ニュース

Google、量子コンピューターの独自ハードウェア開発に乗り出す

著名研究グループとの提携を発表

 米Googleの研究機関であるGoogle Researchは3日、Googleの「Quantum Artificial Intelligence Lab」チームが、量子コンピューターハードウェアの設計・開発を行うためのイニシアチブを発足させると発表した。

 Googleは、超電導素材による量子コンピューター用プロセッサの設計・開発を行うとしている。

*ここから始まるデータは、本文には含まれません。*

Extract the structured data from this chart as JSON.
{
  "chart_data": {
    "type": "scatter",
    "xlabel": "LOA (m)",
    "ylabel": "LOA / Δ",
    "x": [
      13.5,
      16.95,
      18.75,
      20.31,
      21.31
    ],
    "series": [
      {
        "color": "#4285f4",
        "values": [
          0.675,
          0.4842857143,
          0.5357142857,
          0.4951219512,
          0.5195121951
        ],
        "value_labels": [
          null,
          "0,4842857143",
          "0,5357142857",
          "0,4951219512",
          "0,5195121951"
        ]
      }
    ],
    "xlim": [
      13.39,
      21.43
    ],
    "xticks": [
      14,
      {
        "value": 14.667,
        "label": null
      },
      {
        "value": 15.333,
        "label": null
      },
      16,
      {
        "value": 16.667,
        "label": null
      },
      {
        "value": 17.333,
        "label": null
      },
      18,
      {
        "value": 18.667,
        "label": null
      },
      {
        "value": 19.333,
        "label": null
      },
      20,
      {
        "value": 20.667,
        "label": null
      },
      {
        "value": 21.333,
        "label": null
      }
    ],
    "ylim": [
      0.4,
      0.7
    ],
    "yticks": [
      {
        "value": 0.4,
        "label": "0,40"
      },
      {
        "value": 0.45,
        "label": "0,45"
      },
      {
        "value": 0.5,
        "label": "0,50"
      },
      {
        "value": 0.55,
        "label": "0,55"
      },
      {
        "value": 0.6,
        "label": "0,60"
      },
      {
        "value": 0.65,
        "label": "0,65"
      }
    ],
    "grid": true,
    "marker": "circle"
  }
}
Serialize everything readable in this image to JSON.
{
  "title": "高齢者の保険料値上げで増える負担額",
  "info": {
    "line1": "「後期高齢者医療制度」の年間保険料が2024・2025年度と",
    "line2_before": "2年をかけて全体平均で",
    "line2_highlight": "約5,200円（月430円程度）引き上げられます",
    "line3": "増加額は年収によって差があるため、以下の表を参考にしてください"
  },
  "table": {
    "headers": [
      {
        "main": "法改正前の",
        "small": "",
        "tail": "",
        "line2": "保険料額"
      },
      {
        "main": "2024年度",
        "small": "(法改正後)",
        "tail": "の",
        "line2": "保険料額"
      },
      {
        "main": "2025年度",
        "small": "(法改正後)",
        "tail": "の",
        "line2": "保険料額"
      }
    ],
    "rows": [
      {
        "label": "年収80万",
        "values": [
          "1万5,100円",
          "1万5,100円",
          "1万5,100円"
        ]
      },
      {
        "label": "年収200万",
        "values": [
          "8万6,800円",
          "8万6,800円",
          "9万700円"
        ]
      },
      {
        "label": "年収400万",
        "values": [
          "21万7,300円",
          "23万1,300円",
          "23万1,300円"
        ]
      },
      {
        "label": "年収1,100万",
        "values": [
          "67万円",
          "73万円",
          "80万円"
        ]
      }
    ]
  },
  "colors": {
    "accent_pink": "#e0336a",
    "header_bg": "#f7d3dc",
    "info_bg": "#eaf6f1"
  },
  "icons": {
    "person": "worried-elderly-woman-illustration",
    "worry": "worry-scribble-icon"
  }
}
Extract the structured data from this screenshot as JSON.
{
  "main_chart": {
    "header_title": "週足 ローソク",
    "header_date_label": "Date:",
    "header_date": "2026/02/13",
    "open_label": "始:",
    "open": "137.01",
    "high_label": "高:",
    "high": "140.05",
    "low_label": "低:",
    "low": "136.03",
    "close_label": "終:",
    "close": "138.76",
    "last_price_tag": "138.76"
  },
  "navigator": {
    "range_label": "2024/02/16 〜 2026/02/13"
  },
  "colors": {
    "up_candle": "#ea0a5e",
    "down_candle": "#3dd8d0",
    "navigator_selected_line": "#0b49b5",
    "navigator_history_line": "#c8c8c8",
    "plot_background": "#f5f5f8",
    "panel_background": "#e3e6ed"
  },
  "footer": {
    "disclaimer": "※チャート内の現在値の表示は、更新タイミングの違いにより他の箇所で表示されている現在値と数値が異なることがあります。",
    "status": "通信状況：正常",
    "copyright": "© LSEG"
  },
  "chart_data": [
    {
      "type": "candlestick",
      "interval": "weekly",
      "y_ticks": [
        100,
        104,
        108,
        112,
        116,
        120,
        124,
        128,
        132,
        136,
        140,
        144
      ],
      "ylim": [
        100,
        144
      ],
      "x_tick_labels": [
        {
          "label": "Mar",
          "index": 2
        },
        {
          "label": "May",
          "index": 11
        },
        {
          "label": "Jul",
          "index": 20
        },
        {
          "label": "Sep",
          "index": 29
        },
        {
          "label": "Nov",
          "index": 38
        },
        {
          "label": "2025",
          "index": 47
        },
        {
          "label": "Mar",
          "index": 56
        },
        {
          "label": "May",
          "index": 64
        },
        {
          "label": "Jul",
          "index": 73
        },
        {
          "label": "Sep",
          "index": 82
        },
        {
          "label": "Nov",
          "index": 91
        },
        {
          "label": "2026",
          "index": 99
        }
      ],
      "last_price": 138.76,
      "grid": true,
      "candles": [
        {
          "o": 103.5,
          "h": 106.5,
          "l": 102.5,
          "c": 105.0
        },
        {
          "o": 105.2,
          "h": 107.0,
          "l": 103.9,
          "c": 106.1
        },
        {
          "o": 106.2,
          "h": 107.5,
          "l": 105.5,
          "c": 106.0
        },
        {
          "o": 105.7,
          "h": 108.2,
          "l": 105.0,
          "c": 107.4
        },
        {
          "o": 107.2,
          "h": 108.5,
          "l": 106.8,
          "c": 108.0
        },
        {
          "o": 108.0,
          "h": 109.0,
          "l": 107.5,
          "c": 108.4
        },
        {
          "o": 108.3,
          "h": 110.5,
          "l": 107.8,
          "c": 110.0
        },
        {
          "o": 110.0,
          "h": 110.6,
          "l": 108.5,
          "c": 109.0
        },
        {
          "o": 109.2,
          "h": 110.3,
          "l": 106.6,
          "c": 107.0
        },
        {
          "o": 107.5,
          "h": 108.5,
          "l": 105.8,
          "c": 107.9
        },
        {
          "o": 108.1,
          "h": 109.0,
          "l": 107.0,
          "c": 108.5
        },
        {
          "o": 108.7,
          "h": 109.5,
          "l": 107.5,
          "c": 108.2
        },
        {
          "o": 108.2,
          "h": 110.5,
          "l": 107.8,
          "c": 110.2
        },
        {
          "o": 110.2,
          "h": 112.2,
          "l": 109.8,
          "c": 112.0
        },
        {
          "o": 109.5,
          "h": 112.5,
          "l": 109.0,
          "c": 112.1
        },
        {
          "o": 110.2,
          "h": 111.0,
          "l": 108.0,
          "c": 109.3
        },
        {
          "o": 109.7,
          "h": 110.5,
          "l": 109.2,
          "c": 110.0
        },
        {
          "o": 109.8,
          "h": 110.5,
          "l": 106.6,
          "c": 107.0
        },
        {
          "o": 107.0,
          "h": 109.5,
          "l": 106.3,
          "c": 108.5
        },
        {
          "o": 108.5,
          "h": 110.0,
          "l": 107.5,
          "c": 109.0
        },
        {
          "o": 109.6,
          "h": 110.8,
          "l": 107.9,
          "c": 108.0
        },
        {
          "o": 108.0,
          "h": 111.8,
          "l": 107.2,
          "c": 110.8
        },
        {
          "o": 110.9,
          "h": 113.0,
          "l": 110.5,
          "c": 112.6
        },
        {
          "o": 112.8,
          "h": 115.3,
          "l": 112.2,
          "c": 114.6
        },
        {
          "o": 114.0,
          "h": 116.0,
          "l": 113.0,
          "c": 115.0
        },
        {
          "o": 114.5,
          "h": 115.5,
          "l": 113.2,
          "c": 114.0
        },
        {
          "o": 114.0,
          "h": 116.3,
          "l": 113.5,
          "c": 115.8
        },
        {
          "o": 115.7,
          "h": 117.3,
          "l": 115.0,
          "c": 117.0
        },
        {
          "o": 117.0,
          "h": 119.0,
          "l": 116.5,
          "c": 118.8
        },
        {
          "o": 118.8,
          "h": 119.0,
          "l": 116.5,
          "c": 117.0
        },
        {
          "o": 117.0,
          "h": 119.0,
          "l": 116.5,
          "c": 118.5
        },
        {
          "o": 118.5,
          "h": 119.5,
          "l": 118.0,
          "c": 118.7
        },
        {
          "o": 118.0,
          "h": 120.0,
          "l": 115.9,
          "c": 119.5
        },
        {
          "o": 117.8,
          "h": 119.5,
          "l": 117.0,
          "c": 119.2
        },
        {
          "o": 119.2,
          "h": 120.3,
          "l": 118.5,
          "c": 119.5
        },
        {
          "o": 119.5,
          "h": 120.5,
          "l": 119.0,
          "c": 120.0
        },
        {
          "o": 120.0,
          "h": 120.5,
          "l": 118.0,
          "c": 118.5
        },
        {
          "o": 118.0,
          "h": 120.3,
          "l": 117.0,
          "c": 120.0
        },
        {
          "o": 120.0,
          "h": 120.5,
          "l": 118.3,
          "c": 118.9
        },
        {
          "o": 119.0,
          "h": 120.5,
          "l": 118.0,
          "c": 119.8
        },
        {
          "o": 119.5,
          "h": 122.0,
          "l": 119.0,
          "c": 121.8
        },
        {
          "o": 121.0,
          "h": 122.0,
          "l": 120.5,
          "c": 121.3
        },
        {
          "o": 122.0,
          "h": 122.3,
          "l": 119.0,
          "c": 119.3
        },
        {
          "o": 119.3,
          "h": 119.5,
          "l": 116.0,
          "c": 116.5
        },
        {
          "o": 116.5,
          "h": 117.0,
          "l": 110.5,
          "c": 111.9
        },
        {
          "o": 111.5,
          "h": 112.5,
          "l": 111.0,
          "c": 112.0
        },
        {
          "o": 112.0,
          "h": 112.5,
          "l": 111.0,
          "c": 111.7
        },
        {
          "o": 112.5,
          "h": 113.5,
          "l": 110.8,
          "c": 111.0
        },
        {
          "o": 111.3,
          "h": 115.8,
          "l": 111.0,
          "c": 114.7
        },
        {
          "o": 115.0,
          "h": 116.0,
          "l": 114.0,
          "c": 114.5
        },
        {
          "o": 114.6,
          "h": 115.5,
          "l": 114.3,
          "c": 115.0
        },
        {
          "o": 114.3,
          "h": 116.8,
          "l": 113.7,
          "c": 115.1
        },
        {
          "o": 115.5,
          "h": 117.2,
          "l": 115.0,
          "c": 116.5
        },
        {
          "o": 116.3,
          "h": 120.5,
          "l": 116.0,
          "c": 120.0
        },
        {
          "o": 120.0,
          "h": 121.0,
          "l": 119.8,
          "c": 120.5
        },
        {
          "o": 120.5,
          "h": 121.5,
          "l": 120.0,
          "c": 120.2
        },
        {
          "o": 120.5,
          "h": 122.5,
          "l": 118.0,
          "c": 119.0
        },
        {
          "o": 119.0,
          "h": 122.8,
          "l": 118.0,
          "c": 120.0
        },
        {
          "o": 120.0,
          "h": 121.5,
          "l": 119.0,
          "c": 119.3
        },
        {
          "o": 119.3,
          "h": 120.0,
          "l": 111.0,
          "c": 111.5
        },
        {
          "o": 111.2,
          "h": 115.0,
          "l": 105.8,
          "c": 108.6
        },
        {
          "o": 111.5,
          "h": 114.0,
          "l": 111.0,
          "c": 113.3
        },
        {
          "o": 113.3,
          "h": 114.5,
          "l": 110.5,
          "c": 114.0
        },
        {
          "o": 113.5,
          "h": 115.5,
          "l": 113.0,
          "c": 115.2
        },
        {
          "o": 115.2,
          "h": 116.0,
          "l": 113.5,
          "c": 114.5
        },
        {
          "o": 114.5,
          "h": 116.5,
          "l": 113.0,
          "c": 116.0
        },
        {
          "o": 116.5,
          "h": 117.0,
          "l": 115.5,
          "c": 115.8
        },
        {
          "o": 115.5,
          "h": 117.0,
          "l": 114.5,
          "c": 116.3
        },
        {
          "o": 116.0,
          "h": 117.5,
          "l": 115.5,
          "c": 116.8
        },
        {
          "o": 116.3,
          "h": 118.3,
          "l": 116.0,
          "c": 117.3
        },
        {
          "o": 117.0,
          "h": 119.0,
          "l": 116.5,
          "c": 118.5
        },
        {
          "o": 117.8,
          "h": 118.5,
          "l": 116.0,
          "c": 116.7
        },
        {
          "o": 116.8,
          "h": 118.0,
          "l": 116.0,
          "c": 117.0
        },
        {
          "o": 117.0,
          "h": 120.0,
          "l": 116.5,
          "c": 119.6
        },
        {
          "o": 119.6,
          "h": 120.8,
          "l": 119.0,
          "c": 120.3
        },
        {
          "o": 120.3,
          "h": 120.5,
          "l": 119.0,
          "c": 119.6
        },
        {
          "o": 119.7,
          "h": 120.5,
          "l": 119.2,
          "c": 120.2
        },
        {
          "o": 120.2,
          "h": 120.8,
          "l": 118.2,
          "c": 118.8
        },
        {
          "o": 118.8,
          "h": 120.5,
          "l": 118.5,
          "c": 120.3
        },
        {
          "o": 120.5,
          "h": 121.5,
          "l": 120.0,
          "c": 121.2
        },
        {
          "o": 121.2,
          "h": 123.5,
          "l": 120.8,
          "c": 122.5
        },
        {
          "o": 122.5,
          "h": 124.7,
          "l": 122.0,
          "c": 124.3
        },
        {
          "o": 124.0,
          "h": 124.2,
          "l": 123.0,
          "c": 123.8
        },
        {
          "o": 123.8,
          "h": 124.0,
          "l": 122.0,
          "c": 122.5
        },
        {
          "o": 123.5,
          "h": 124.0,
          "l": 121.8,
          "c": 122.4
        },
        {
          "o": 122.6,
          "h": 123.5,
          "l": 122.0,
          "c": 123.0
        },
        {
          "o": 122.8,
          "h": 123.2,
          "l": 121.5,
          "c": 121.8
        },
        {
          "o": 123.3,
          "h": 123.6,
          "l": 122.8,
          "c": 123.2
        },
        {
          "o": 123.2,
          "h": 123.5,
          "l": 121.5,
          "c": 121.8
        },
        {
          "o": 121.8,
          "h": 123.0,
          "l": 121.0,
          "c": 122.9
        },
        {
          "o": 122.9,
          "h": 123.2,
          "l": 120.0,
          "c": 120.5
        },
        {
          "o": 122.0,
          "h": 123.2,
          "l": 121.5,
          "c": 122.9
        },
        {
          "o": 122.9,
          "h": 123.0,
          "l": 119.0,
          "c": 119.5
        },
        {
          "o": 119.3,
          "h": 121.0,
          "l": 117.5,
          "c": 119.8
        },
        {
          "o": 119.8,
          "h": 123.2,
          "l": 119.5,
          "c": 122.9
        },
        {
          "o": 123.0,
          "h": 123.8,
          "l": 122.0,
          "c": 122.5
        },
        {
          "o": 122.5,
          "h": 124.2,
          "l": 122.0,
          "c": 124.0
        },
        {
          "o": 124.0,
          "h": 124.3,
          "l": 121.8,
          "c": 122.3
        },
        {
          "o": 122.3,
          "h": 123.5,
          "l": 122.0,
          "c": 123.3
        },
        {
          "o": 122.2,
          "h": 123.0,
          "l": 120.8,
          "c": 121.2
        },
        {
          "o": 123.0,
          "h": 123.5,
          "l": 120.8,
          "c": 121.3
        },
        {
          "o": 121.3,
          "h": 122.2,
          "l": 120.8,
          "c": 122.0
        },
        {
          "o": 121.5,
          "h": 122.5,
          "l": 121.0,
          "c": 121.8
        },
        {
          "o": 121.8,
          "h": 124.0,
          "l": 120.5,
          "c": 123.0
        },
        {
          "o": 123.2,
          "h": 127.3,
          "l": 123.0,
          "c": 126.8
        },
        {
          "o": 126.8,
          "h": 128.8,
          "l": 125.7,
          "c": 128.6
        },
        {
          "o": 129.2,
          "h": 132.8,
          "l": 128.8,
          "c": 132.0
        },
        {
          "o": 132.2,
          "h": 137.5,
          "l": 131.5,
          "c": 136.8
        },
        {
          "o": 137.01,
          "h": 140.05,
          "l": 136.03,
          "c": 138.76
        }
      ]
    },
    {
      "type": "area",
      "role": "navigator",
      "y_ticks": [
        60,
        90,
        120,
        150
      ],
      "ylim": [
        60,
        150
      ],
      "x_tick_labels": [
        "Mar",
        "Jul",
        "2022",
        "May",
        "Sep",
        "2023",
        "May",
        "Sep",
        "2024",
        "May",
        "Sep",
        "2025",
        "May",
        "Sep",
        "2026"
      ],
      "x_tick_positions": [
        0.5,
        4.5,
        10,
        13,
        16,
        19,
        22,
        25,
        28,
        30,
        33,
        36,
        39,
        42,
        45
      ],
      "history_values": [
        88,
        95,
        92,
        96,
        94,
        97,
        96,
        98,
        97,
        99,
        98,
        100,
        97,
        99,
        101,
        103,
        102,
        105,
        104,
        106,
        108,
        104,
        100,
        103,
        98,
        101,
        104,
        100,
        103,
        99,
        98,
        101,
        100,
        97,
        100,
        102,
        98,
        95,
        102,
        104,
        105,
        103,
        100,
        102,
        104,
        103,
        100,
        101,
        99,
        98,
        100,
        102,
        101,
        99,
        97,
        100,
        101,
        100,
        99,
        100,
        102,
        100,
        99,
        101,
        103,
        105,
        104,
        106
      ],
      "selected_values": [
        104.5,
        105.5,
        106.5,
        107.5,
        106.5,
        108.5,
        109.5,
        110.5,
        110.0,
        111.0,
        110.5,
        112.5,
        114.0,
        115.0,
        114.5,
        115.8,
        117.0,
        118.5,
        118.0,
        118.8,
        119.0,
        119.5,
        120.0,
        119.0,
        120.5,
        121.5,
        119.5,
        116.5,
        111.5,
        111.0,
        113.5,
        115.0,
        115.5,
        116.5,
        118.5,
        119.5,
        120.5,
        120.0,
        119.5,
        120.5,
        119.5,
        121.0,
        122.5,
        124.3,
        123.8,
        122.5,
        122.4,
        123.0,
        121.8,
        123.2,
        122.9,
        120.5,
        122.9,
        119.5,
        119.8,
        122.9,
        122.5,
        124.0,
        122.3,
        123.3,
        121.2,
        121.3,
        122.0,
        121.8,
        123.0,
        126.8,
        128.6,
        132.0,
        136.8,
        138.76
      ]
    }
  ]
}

 同時に、このイニシアチブでカリフォルニア大学サンタバーバラ校のJohn M. Martinis教授が率いる研究グループと提携したことを発表した。

 Martinis教授は低温物理学分野に与えられる「Fritz London Memorial Prize」を今年4月に受賞している。この賞の過去10人の受賞者はその後、全員がノーベル賞を受賞していることからもその重要性が推し量られる。

 Martinis教授らグループは、今年4月に量子コンピューター素子開発で大きな前進を発表した。量子コンピューター開発では、通常のコンピューターの「ビット」と対応する「キュービット」が不安定であることが大きな障害となるため、量子誤り訂正技術が必要となる。Martinis教授らは5キュービットの配列という小さい規模ではあるが、十分に信頼性の高い量子誤り訂正技術を実証したと発表した。

 しかし現実の量子コンピューターを実現するには、2次元の配列でかつ誤り訂正率は1パーセント以下でなければならない。まだそこには至っていないが、商業開発も視野に入ってきたことがうかがわれる。

 Googleは、ハードウェア開発に乗り出すメリットについて、「Quantum AIチームにハードウェアグループを統合することによって、近年の理論的な洞察とD-Wave社の量子アニーリングアーキテクチャから学習した事柄に基づいて、量子最適化と量子推論プロセッサ用の新しいデザインを実装、試験できるようになる」と説明した。

 しかし、これまでのD-Wave社による量子コンピューターとの関係を捨て去るわけではなく、今後もD-Wave社の科学者、またNASA Ames研究所に設置されている最新型「Vesvius」マシンでの実験も継続するとしている。

 GoogleはこれまでD-Wave社によって開発された量子アニーリング原理に基づくコンピューターを使用してきたが、今回の発表により、Googleが汎用的な原理に基づく量子コンピューターに注力するだけでなく、それを独自にハードウェアとして開発する野心を示したことになる。

 かつて量子コンピューターは夢物語と言われた時代もあったが、Martinis教授らの考える通りに商業化の可能性が見えてきたのかどうかが注目される。

 また、従来よりGoogleは量子コンピューターによる機械学習分野での応用を研究しており、この分野での人材獲得、進展にも注目が集まっている。